History Of BLDC Motor

 

Brushed DC motors have been used since 1856, and are still often used for electrical propulsion, cranes, paper machines, and steel rolling mills. However, since their brushes wear down and require frequent replacement, brushless DC motors using electronic speed controller devices have displaced brushed motors for many applications. Brush wear became a significant drawback due to intense application demands and high-electric discharge noise (aka ESD, especially in aerospace applications), and a new motor was born.

Brushless motors are significantly newer and invented during the advent of electronics innovation.

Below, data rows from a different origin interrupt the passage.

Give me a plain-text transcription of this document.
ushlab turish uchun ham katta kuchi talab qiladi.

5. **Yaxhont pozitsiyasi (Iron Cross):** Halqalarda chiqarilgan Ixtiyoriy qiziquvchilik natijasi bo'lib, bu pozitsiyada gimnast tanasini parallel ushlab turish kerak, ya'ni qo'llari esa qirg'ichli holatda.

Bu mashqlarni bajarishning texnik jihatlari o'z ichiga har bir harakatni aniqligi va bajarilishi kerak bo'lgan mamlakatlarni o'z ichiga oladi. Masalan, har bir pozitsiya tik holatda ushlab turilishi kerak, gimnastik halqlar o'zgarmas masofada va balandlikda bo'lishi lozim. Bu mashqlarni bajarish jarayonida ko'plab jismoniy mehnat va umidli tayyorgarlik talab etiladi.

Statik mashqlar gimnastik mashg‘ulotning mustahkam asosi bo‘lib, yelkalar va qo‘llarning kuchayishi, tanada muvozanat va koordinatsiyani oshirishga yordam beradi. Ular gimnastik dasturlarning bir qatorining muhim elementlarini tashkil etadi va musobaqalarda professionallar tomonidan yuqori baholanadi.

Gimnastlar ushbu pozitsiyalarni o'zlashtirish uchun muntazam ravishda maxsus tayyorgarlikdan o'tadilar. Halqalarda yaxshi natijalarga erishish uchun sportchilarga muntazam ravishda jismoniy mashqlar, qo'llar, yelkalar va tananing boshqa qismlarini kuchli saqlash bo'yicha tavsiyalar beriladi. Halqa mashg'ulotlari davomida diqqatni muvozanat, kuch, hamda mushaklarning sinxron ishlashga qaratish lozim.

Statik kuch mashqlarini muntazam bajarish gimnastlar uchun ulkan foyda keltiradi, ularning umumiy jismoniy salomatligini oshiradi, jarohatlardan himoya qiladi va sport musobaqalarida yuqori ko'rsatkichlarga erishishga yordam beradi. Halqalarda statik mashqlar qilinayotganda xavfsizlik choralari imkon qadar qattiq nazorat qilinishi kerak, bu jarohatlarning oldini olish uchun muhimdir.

Advancements in solid-state technology in the early 1960s resulted in the invention of the first brushless DC (BLDC) motor in 1962, what T.G. Wilson and P.H. Trickey called a “DC machine with solid-state commutation.” The key element of the brushless motor is that it requires no physical commutator, making it the most popular choice for computer disk drives, robotics, and aircraft.

ADVANTAGES OF BRUSHLESS MOTOR

Since brushless DC motors have no brushes to get worn out, they represent a huge leap forward in technology. Brushless motors have significantly higher efficiency and performance and lower susceptibility to mechanical wear than their brushed counterparts.

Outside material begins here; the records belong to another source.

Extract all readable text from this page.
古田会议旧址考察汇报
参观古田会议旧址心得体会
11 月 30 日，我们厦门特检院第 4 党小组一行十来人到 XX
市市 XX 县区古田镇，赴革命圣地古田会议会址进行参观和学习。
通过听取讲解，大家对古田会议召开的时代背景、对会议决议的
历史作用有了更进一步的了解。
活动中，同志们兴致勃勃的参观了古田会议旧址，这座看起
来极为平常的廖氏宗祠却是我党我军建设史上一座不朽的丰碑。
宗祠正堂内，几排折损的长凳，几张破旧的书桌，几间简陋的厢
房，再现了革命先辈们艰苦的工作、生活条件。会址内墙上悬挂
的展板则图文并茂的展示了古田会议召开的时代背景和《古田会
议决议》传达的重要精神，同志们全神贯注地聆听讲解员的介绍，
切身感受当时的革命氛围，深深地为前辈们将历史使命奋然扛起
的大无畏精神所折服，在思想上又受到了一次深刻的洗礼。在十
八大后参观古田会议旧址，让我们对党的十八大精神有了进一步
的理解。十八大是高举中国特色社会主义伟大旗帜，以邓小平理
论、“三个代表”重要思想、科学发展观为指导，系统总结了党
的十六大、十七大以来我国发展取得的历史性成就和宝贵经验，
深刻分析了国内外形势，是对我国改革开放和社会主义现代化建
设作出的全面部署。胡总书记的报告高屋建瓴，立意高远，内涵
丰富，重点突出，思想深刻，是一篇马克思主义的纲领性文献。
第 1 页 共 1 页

Brushless motors offer several other advantages, including:

  • Higher torque to weight ratio
  • Increased torque per watt of power input (increased efficiency)
  • Increased reliability and lower maintenance requirements
  • Reduced operational and mechanical noise
  • Longer lifespan (no brush and commutator erosion)
  • Elimination of ionizing sparks from the commutator (ESD)
  • Near-elimination of electromagnetic interference (EMI)

TODAY’S BRUSHLESS MOTORS

Despite their reliability, the initial downside to early brushless motors was that they could not generate a great deal of power. When better permanent magnet materials became available in the 1980s, they enabled brushless motors to generate as much (or more) power as the previous brush

motors on the market. In the late 80s, Robert E. Lordo built the first large-scale brushless DC motor with ten (10) times the power of the earlier brushless motors.

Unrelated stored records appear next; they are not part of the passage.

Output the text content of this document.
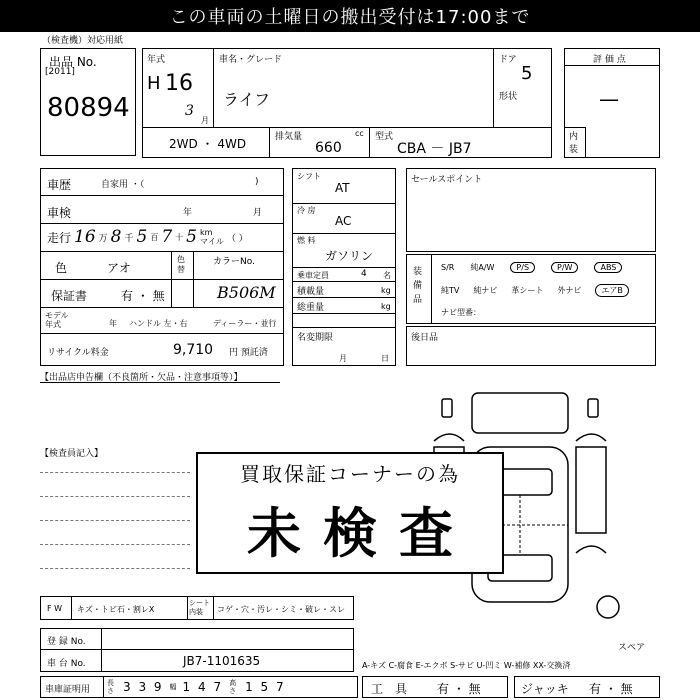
この車両の土曜日の搬出受付は17:00まで
（検査機）対応用紙
出品 No.
[2011]
80894
年式
H 16
3
月
車名・グレード
ライフ
ドア
5
形状
2WD ・ 4WD	排気量	cc
660
型式
CBA － JB7
評 価 点
—
内装
車歴	自家用 ・（	)
車検	年	月
走行 16 万 8 千 5 百 7 十 5 km
マイル （ ）
色	アオ
色替
カラーNo.
B506M
保証書	有 ・ 無
モデル年式	年 ハンドル 左・右	ディーラー・並行
リサイクル料金	9,710 円 預託済
シフト
AT
冷 房
AC
燃 料
ガソリン
乗車定員	4 名
積載量	kg
総重量	kg
名変期限
月	日
セールスポイント
装備品
S/R 純A/W	P/S	P/W	ABS
純TV 純ナビ 革シート 外ナビ	エアB
ナビ型番：
後日品
【出品店申告欄（不良箇所・欠品・注意事項等）】
【検査員記入】
スペア
買取保証コーナーの為
未検査
F W キズ・トビ石・割レX
シート内装	コゲ・穴・汚レ・シミ・破レ・スレ
登 録 No.
車 台 No.	JB7-1101635	A-キズ C-腐食 E-エクボ S-サビ U-凹ミ W-補修 XX-交換済
車庫証明用
長さ 3 3 9 幅 1 4 7 高さ 1 5 7	工　具 有 ・ 無	ジャッキ 有 ・ 無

Today’s brushless motors solve many limitations of brushed motors by combining a higher output power, smaller size and weight, better heat dissipation and efficiency, wider operating speed ranges, and very low electrical noise operation. Brushless motors have no electrical contacts designed for wear, providing the greatest advantage in reliability and reduced maintenance intervals for commercial and industrial applications.